To get the corresponding depth-map of each pictures automatically we used the Illum Lytro Camera. This light field camera automatically detects the angles of the rays of light touching the lens. By this way, each colour pixel can be mapped to a depth value. The depth values are represented in levels of grey: closer are whiter and far from the lens are darker. A maybe easier way to visualise is to use heat map like in the right image of the figure 3. The heath map is used here to differentiate previously known data from the previous parsed image and new depth data encounter in these pictures that are still represented in grey. Frame of the pictures helps to keep track of the position of the elements in the pictures composition from which it has been extracted.


Displacement of the parsing windows
Figure 3 :  Parsing windows


The parsing windows go along each picture and detect the type of surface.

Techincal process

Once images are segmented into scattered images of different points of view, the depth map that corresponds of each segment is stored in the data base. Like in the figure 2, each segment of a piece of depth maps are stored by objects and cameras.

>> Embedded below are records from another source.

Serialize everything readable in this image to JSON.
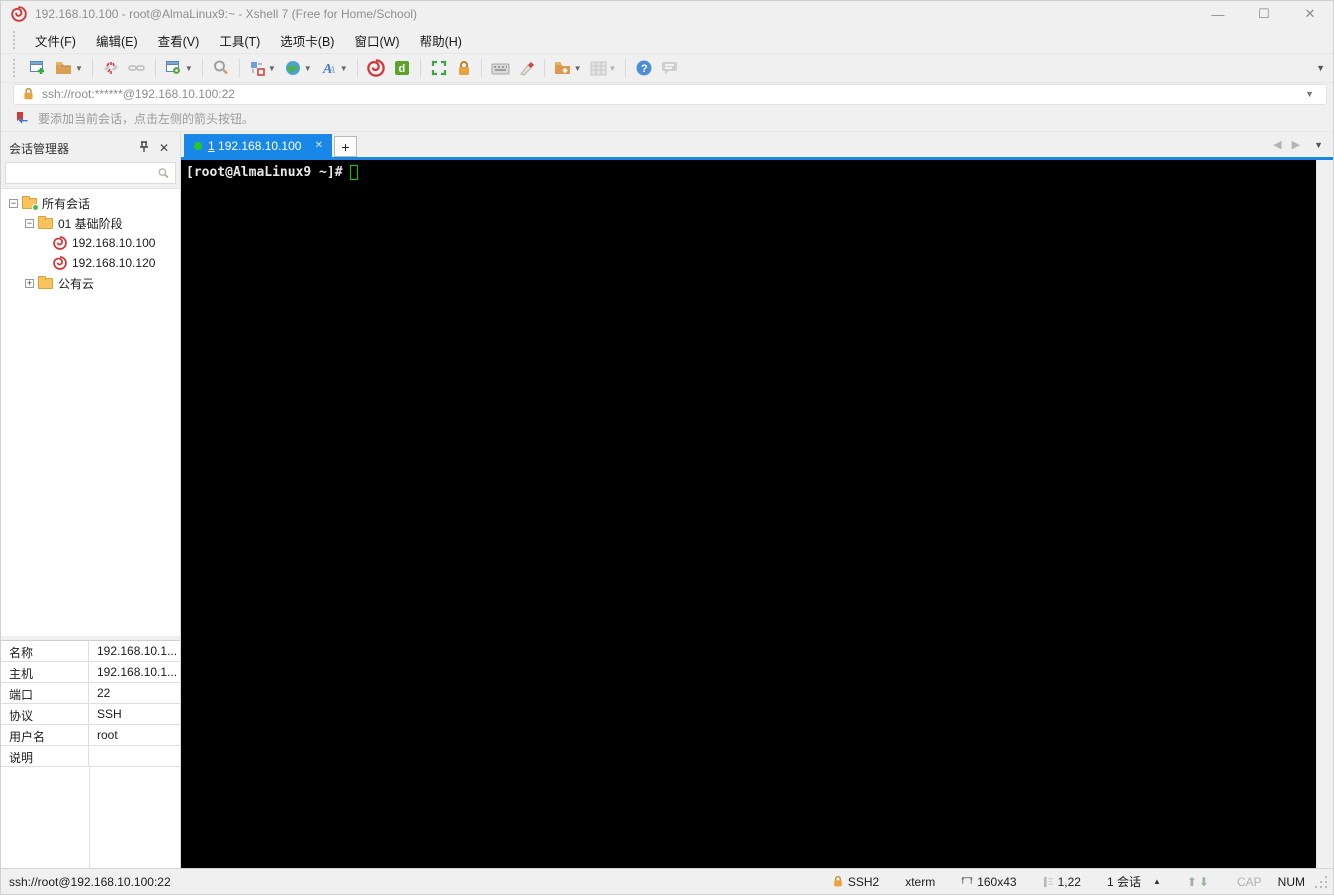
{
  "window": {
    "title": "192.168.10.100 - root@AlmaLinux9:~ - Xshell 7 (Free for Home/School)",
    "controls": {
      "minimize": "—",
      "maximize": "☐",
      "close": "✕"
    }
  },
  "menu": {
    "items": [
      "文件(F)",
      "编辑(E)",
      "查看(V)",
      "工具(T)",
      "选项卡(B)",
      "窗口(W)",
      "帮助(H)"
    ]
  },
  "toolbar": {
    "icons": [
      "new-session",
      "open-session-dropdown",
      "disconnect",
      "reconnect",
      "session-properties-dropdown",
      "find",
      "layout-dropdown",
      "web-dropdown",
      "font-dropdown",
      "xshell",
      "xftp",
      "fullscreen",
      "lock",
      "virtual-keyboard",
      "highlight-pen",
      "new-folder-dropdown",
      "matrix-dropdown",
      "help",
      "feedback"
    ]
  },
  "address_bar": {
    "value": "ssh://root:******@192.168.10.100:22"
  },
  "info_bar": {
    "message": "要添加当前会话，点击左侧的箭头按钮。"
  },
  "session_manager": {
    "title": "会话管理器",
    "tree": [
      {
        "label": "所有会话"
      },
      {
        "label": "01 基础阶段"
      },
      {
        "label": "192.168.10.100"
      },
      {
        "label": "192.168.10.120"
      },
      {
        "label": "公有云"
      }
    ],
    "properties": [
      {
        "label": "名称",
        "value": "192.168.10.1..."
      },
      {
        "label": "主机",
        "value": "192.168.10.1..."
      },
      {
        "label": "端口",
        "value": "22"
      },
      {
        "label": "协议",
        "value": "SSH"
      },
      {
        "label": "用户名",
        "value": "root"
      },
      {
        "label": "说明",
        "value": ""
      }
    ]
  },
  "tabs": {
    "active": {
      "index": "1",
      "label": "192.168.10.100",
      "close": "✕"
    },
    "new_tab": "+"
  },
  "terminal": {
    "prompt": "[root@AlmaLinux9 ~]#"
  },
  "status_bar": {
    "left": "ssh://root@192.168.10.100:22",
    "protocol": "SSH2",
    "term_type": "xterm",
    "size": "160x43",
    "cursor_pos": "1,22",
    "session_count": "1 会话",
    "cap": "CAP",
    "num": "NUM"
  },
  "colors": {
    "accent_blue": "#1987e8",
    "tab_green": "#28c828",
    "logo_red": "#d03a3a",
    "lock_orange": "#e8a33d",
    "terminal_bg": "#000000",
    "cursor_green": "#00cc00"
  }
}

All the segments of one object are concatenated in order to become a very long image.
How "letters" are set and connected from images to images
Figure 4 : features remaped on the depthmap strip

Reconstruction

 Then to construct this shape, there are various recipes. The point is to make them match with avaible measurement in the vectorial database.
In the ends, it proposes various arrangements sorted by a range of probability. The user selects the assembly process the most interessant for the use he wants to make.
To store this possibility of reconstruction, an adjancy graph is generated from the scanned letters. From this adjancy graph various proprieties of the shapes can be detected.:Parrallel surfaces, revolution shape, convexity.

Adjency graph and to reading possible of this graph
Figure 5 : Parital agency graph extracted from the model.




Finally, I would like to take this opportunity to express my sincere gratitude to Mori Fund Committee for selecting my project.